Gee has created a checklist of learning principles that are built into good games. He speaks of co-design, customization, identity, well-ordered problems, and cycles of expertise, sandboxes, and much more. Nell's "book" incorporated all of these. It's as though Gee read The Diamond Age (actually, I would bet that he has). Nell is not getting any positive interaction from any caring adult, and before she gets the book, she'd be lucky to survive to grow up to be a part-time prostitute like her mother. Yet, when she opens the book, a whole new world opens up to her--literally. We've talked about Second Life being an escape or another reality; this book goes far beyond all that. Based on nanotechnology, the book can create worlds to teach different skills, as though the reader were walking into a fairy tale or a textbook. Nell doesn't have to be able to read yet: the book adapts to match her current abilities and needs. It changes as she learns, and it works with her to develop essential survival skills in addition to intellectual skills. Of course, it's not the drill and practice that we see in so much educational technology currently available. It draws her into to various "games," in which she learns reading, writing, arithmetic, martial arts, and more. The book also gives Nell an identity and a relationship to a teacher within the game worlds that offer more stability, respect, and caring than anything she is likely to encounter in her home.
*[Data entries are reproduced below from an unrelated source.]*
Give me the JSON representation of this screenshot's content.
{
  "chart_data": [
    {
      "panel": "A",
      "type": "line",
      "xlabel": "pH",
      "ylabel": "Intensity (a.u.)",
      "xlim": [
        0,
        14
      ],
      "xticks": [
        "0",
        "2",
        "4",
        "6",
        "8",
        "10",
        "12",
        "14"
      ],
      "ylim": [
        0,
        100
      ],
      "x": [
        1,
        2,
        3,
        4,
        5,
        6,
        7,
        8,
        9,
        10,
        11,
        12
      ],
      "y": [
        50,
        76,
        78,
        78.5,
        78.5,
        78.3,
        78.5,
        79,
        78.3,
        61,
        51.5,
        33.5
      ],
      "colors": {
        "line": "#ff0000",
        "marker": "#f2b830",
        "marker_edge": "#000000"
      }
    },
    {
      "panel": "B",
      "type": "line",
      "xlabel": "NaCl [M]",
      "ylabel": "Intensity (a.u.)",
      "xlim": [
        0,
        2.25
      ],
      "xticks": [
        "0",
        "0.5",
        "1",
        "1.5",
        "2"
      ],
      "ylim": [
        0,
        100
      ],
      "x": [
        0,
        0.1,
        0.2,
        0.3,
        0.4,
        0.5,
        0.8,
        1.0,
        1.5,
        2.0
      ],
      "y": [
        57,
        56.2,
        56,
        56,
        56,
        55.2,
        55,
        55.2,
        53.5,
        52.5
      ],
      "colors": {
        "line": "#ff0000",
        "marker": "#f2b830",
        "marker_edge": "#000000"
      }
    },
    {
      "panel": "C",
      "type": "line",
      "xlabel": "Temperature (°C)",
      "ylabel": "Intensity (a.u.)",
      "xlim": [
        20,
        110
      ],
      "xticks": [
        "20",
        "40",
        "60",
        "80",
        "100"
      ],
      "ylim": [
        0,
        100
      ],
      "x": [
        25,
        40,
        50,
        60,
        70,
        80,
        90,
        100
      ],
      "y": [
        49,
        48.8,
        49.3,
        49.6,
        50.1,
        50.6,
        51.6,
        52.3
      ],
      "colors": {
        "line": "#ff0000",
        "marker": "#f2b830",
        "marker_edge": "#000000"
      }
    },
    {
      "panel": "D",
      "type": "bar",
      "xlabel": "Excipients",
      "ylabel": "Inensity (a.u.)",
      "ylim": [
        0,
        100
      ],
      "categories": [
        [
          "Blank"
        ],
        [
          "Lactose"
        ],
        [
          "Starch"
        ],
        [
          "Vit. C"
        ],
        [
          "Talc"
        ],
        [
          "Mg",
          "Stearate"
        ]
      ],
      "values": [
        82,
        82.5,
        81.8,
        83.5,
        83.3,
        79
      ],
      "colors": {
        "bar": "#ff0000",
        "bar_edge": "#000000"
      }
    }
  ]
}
To bring us around to Hinton, Nell does basically begin to live within this book world as much as she can. Unfortunately for Nell, it is not her "third place," where she goes to have fun or socialize. It's really her first place, and her only safe place. Still, it offers the environment that Hinton recommends, creating the right conditions for Nell to give life to her education. The book offers sort of an "open architecture" that allows Nell to change the "reality" as she goes.

I think that one reason I was so intrigued by this book was the idea--the hope--that our advancing technology might in some way equalize the disparities in opportunity between rich and poor, educated and uneducated. Of course, the digital divide may only exasperate the disparities; that is the outcome most often discussed. However, if access to technology is made equitable, then the learning principles in games (listed by Gee) could be especially beneficial to different learning styles, to those with LD, and those labeled "at-risk." No, the warm glow of a a computer screen shouldn't (and couldn't) replace the kind, loving hug of a care-giver. I do think, however that development of technology in this area can lead to advancements beyond letting people live out the wish-fulfillment fantasies of choosing a particular body size or hair style, as in Second Life.

And there you have my slightly tangential musings on gaming and education.